Pink The Truth About Love
Since approximately the turn of the millennium, Pink has been the most emotionally honest pop singer to approach Top 40 radio on its own terms. (As opposed to Adele, who made Top 40 radio approach her on her terms.) Think about her competition: Even when she’s allegedly opening up, does anybody think that “If I Were A Boy” or “Irreplaceable” actually reveal anything about Beyoncé? But when Pink sings “Don’t Let Me Get Me,” “Sober,” or even something as raucously anthemic as “So What,” it’s hard not to walk away with the feeling that she’s giving her audience, well, her.
On The Truth About Love, Pink does the unthinkable: She starts to recede.

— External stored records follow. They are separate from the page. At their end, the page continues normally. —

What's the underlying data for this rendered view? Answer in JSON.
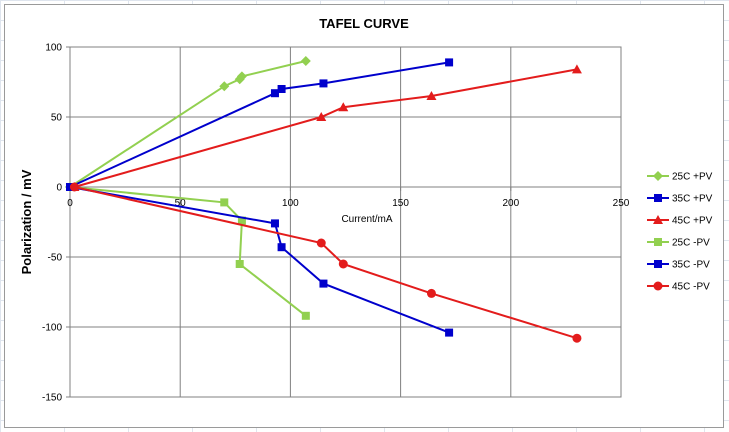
{
  "chart_data": {
    "type": "scatter",
    "title": "TAFEL CURVE",
    "xlabel": "Current/mA",
    "ylabel": "Polarization / mV",
    "xlim": [
      0,
      250
    ],
    "ylim": [
      -150,
      100
    ],
    "xticks": [
      0,
      50,
      100,
      150,
      200,
      250
    ],
    "yticks": [
      -150,
      -100,
      -50,
      0,
      50,
      100
    ],
    "grid": true,
    "legend_position": "right",
    "series": [
      {
        "name": "25C +PV",
        "color": "#92d050",
        "marker": "diamond",
        "x": [
          0,
          70,
          77,
          78,
          107
        ],
        "y": [
          0,
          72,
          77,
          79,
          90
        ]
      },
      {
        "name": "35C +PV",
        "color": "#0000cc",
        "marker": "square",
        "x": [
          0,
          93,
          96,
          115,
          172
        ],
        "y": [
          0,
          67,
          70,
          74,
          89
        ]
      },
      {
        "name": "45C +PV",
        "color": "#e31c1c",
        "marker": "triangle",
        "x": [
          2,
          114,
          124,
          164,
          230
        ],
        "y": [
          0,
          50,
          57,
          65,
          84
        ]
      },
      {
        "name": "25C -PV",
        "color": "#92d050",
        "marker": "square",
        "x": [
          0,
          70,
          78,
          77,
          107
        ],
        "y": [
          0,
          -11,
          -24,
          -55,
          -92
        ]
      },
      {
        "name": "35C -PV",
        "color": "#0000cc",
        "marker": "square",
        "x": [
          0,
          93,
          96,
          115,
          172
        ],
        "y": [
          0,
          -26,
          -43,
          -69,
          -104
        ]
      },
      {
        "name": "45C -PV",
        "color": "#e31c1c",
        "marker": "circle",
        "x": [
          2,
          114,
          124,
          164,
          230
        ],
        "y": [
          0,
          -40,
          -55,
          -76,
          -108
        ]
      }
    ]
  }
}
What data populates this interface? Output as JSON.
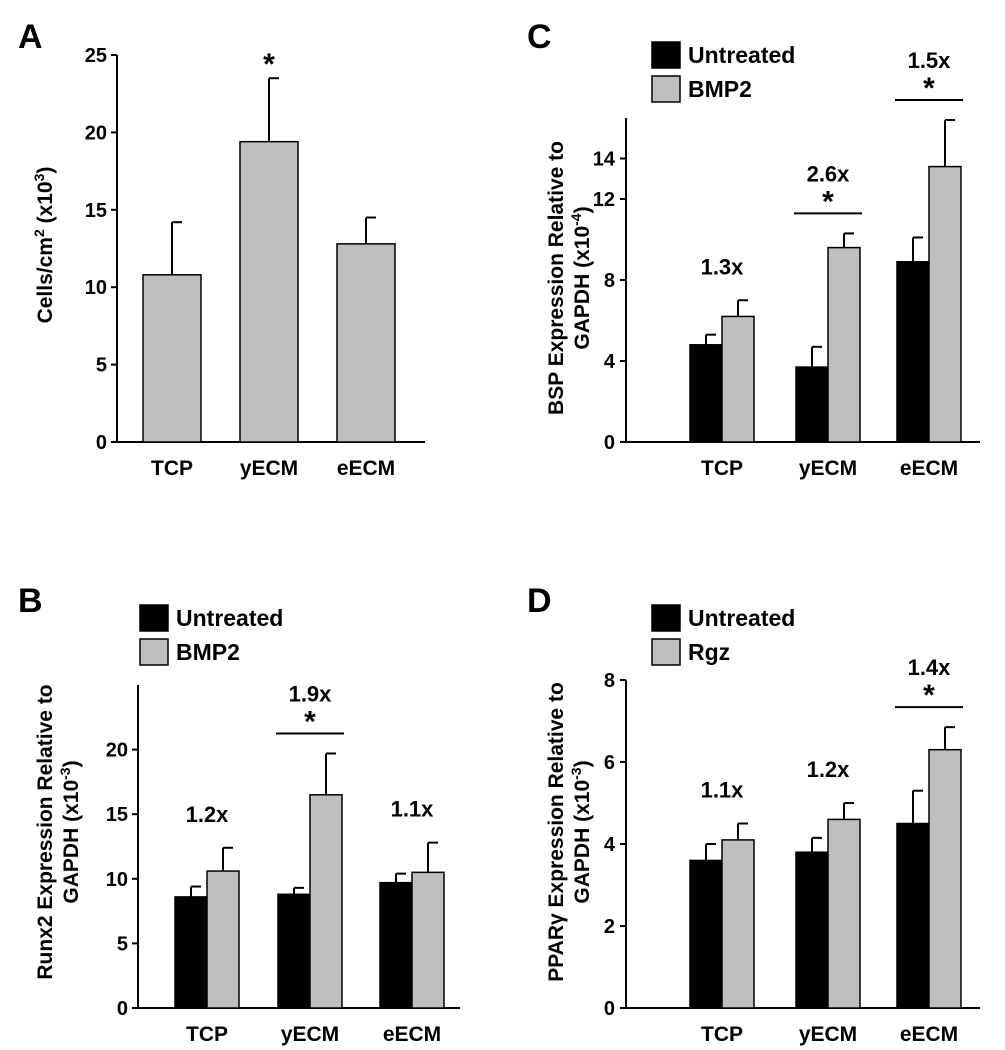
{
  "colors": {
    "untreated": "#000000",
    "treated": "#bfbfbf",
    "axis": "#000000"
  },
  "chart_data": [
    {
      "panel": "A",
      "type": "bar",
      "ylabel_main": "Cells/cm",
      "ylabel_sup1": "2",
      "ylabel_mid": " (x10",
      "ylabel_sup2": "3",
      "ylabel_end": ")",
      "ylim": [
        0,
        25
      ],
      "yticks": [
        "0",
        "5",
        "10",
        "15",
        "20",
        "25"
      ],
      "categories": [
        "TCP",
        "yECM",
        "eECM"
      ],
      "series": [
        {
          "name": "Cells",
          "values": [
            10.8,
            19.4,
            12.8
          ],
          "errors": [
            3.4,
            4.1,
            1.7
          ]
        }
      ],
      "significance": [
        "",
        "*",
        ""
      ]
    },
    {
      "panel": "B",
      "type": "bar",
      "ylabel_line1": "Runx2 Expression Relative to",
      "ylabel_line2_main": "GAPDH (x10",
      "ylabel_line2_sup": "-3",
      "ylabel_line2_end": ")",
      "ylim": [
        0,
        25
      ],
      "yticks": [
        "0",
        "5",
        "10",
        "15",
        "20"
      ],
      "categories": [
        "TCP",
        "yECM",
        "eECM"
      ],
      "legend": [
        "Untreated",
        "BMP2"
      ],
      "series": [
        {
          "name": "Untreated",
          "values": [
            8.6,
            8.8,
            9.7
          ],
          "errors": [
            0.8,
            0.5,
            0.7
          ]
        },
        {
          "name": "BMP2",
          "values": [
            10.6,
            16.5,
            10.5
          ],
          "errors": [
            1.8,
            3.2,
            2.3
          ]
        }
      ],
      "fold_changes": [
        "1.2x",
        "1.9x",
        "1.1x"
      ],
      "significance": [
        "",
        "*",
        ""
      ]
    },
    {
      "panel": "C",
      "type": "bar",
      "ylabel_line1": "BSP Expression Relative to",
      "ylabel_line2_main": "GAPDH (x10",
      "ylabel_line2_sup": "-4",
      "ylabel_line2_end": ")",
      "ylim": [
        0,
        16
      ],
      "yticks": [
        "0",
        "4",
        "8",
        "12",
        "14"
      ],
      "ytick_values": [
        0,
        4,
        8,
        12,
        14
      ],
      "categories": [
        "TCP",
        "yECM",
        "eECM"
      ],
      "legend": [
        "Untreated",
        "BMP2"
      ],
      "series": [
        {
          "name": "Untreated",
          "values": [
            4.8,
            3.7,
            8.9
          ],
          "errors": [
            0.5,
            1.0,
            1.2
          ]
        },
        {
          "name": "BMP2",
          "values": [
            6.2,
            9.6,
            13.6
          ],
          "errors": [
            0.8,
            0.7,
            2.3
          ]
        }
      ],
      "fold_changes": [
        "1.3x",
        "2.6x",
        "1.5x"
      ],
      "significance": [
        "",
        "*",
        "*"
      ]
    },
    {
      "panel": "D",
      "type": "bar",
      "ylabel_line1": "PPARγ Expression Relative to",
      "ylabel_line2_main": "GAPDH (x10",
      "ylabel_line2_sup": "-3",
      "ylabel_line2_end": ")",
      "ylim": [
        0,
        8
      ],
      "yticks": [
        "0",
        "2",
        "4",
        "6",
        "8"
      ],
      "categories": [
        "TCP",
        "yECM",
        "eECM"
      ],
      "legend": [
        "Untreated",
        "Rgz"
      ],
      "series": [
        {
          "name": "Untreated",
          "values": [
            3.6,
            3.8,
            4.5
          ],
          "errors": [
            0.4,
            0.35,
            0.8
          ]
        },
        {
          "name": "Rgz",
          "values": [
            4.1,
            4.6,
            6.3
          ],
          "errors": [
            0.4,
            0.4,
            0.55
          ]
        }
      ],
      "fold_changes": [
        "1.1x",
        "1.2x",
        "1.4x"
      ],
      "significance": [
        "",
        "",
        "*"
      ]
    }
  ]
}
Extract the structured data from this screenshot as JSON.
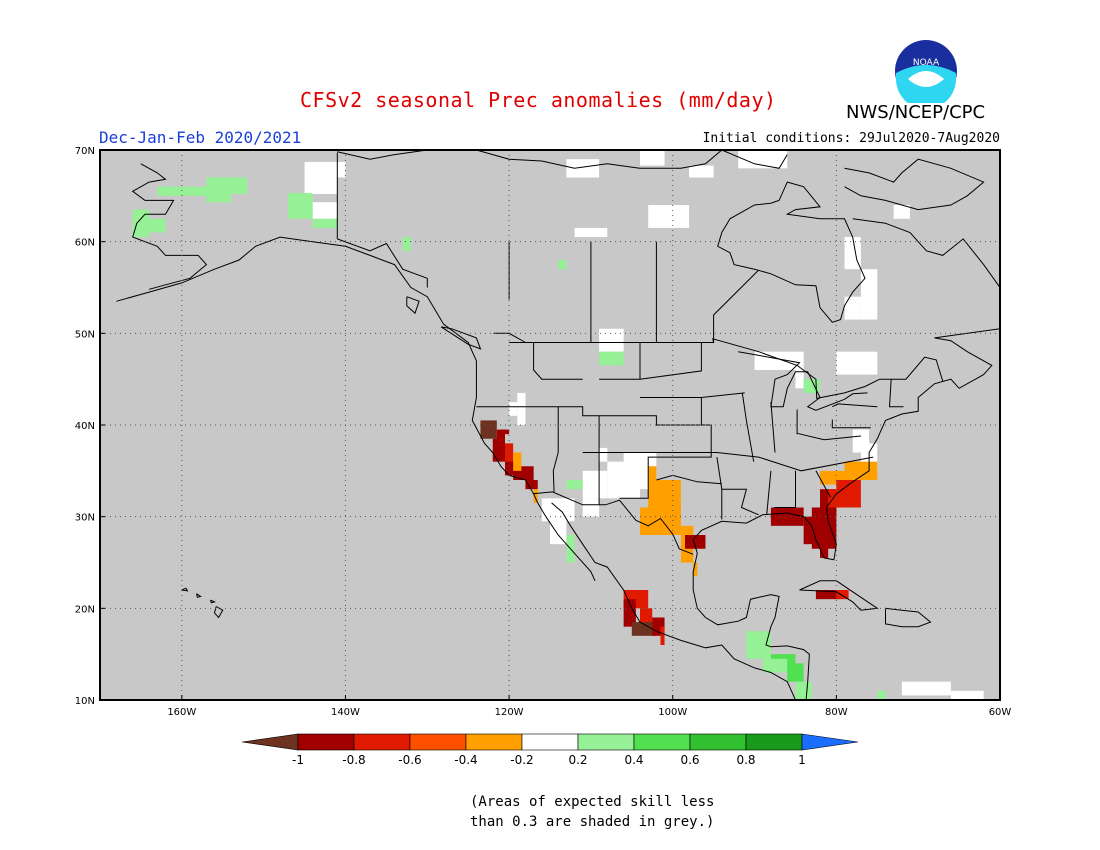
{
  "header": {
    "title": "CFSv2 seasonal Prec anomalies (mm/day)",
    "org": "NWS/NCEP/CPC",
    "season": "Dec-Jan-Feb 2020/2021",
    "initial_conditions": "Initial conditions: 29Jul2020-7Aug2020"
  },
  "logo": {
    "text": "NOAA"
  },
  "map": {
    "lon_range": [
      -170,
      -60
    ],
    "lat_range": [
      10,
      70
    ],
    "lat_ticks": [
      "10N",
      "20N",
      "30N",
      "40N",
      "50N",
      "60N",
      "70N"
    ],
    "lon_ticks": [
      "160W",
      "140W",
      "120W",
      "100W",
      "80W",
      "60W"
    ],
    "colors": {
      "grey": "#c8c8c8",
      "white": "#ffffff",
      "lightgreen": "#96f096",
      "green": "#50e050",
      "darkred": "#a00000",
      "brown": "#6e3320",
      "red": "#e01a00",
      "orangered": "#ff5000",
      "orange": "#ffa000"
    }
  },
  "colorbar": {
    "labels": [
      "-1",
      "-0.8",
      "-0.6",
      "-0.4",
      "-0.2",
      "0.2",
      "0.4",
      "0.6",
      "0.8",
      "1"
    ],
    "colors": [
      "#6e3320",
      "#a00000",
      "#e01a00",
      "#ff5000",
      "#ffa000",
      "#ffffff",
      "#96f096",
      "#50e050",
      "#30c030",
      "#1a9a1a",
      "#1a6eff"
    ]
  },
  "note": {
    "line1": "(Areas of expected skill less",
    "line2": "than 0.3 are shaded in grey.)"
  }
}
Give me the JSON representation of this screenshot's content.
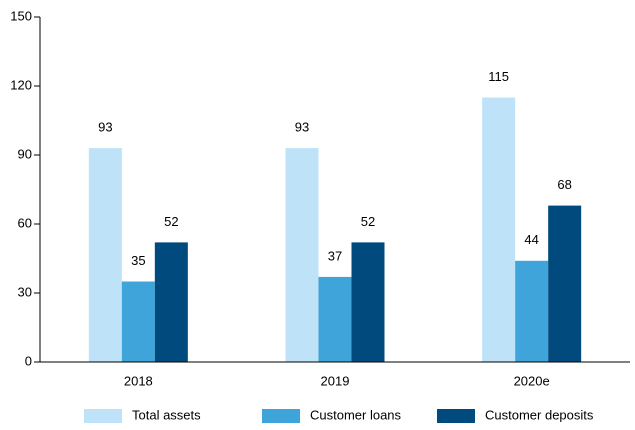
{
  "chart_data": {
    "type": "bar",
    "categories": [
      "2018",
      "2019",
      "2020e"
    ],
    "series": [
      {
        "name": "Total assets",
        "color": "#bee3f8",
        "values": [
          93,
          93,
          115
        ]
      },
      {
        "name": "Customer loans",
        "color": "#3fa4d9",
        "values": [
          35,
          37,
          44
        ]
      },
      {
        "name": "Customer deposits",
        "color": "#004a7d",
        "values": [
          52,
          52,
          68
        ]
      }
    ],
    "ylim": [
      0,
      150
    ],
    "yticks": [
      0,
      30,
      60,
      90,
      120,
      150
    ],
    "legend": "bottom"
  }
}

Deliberately or otherwise, she seems to shapeshift from track to track in order to ape the sound and style of any number of her contemporaries. “Walk Of Shame” covers the same frivolous, wink-y ground as Katy Perry’s “Last Friday Night (T.G.I.F.)” in both sound and subject, while the guitar-heavy “Slut Like You” runs a Blur hook through a Lady Gaga filter. (The tipsy spoken-word bridge is all Pink, though.) “How Come You’re Not Here?” and “Just Give Me A Reason” suggest that Pink’s been listening to the Black Keys and Brandi Carlile, respectively, and a handful of other songs sound as though they were produced in a panic the day after Kelly Clarkson’s Stronger came out.
But Pink has never really had a signature sound. What she has is an attitude, a disarming candor that’s all the more bracing because it’s delivered with a middle finger. If The Truth About Love finds her more content than on Funhouse (which fed off of conflicting, confusing, and not altogether flattering feelings about the mess of her personal life), she’s still ambivalent about her contentment. While its title metaphor goes largely unexplored (also a problem with the sweet, string-laden acoustic ballad “Beam Me Up”), “Where Did The Beat Go?” is dark-tinged and tense, exploring what happens when a relationship starts to crumble but isn’t yet demolished. She also may or may not be admitting to having slept with another man.
It doesn’t matter whether that’s a real-life confession; Pink sells it as though it is. She’s even better on a pair of songs—the Lily Rose Cooper-assisted “True Love” and the title track—that blow the lid off the mess that is romance. She sings the latter with a weary, semi-cynical resignation that exploits the inevitability implicit in the mechanically glossed-up blues progression. But the secret lying just underneath the surface the entire time is that no matter how much the picture she paints of love sucks, she still chooses it wholeheartedly.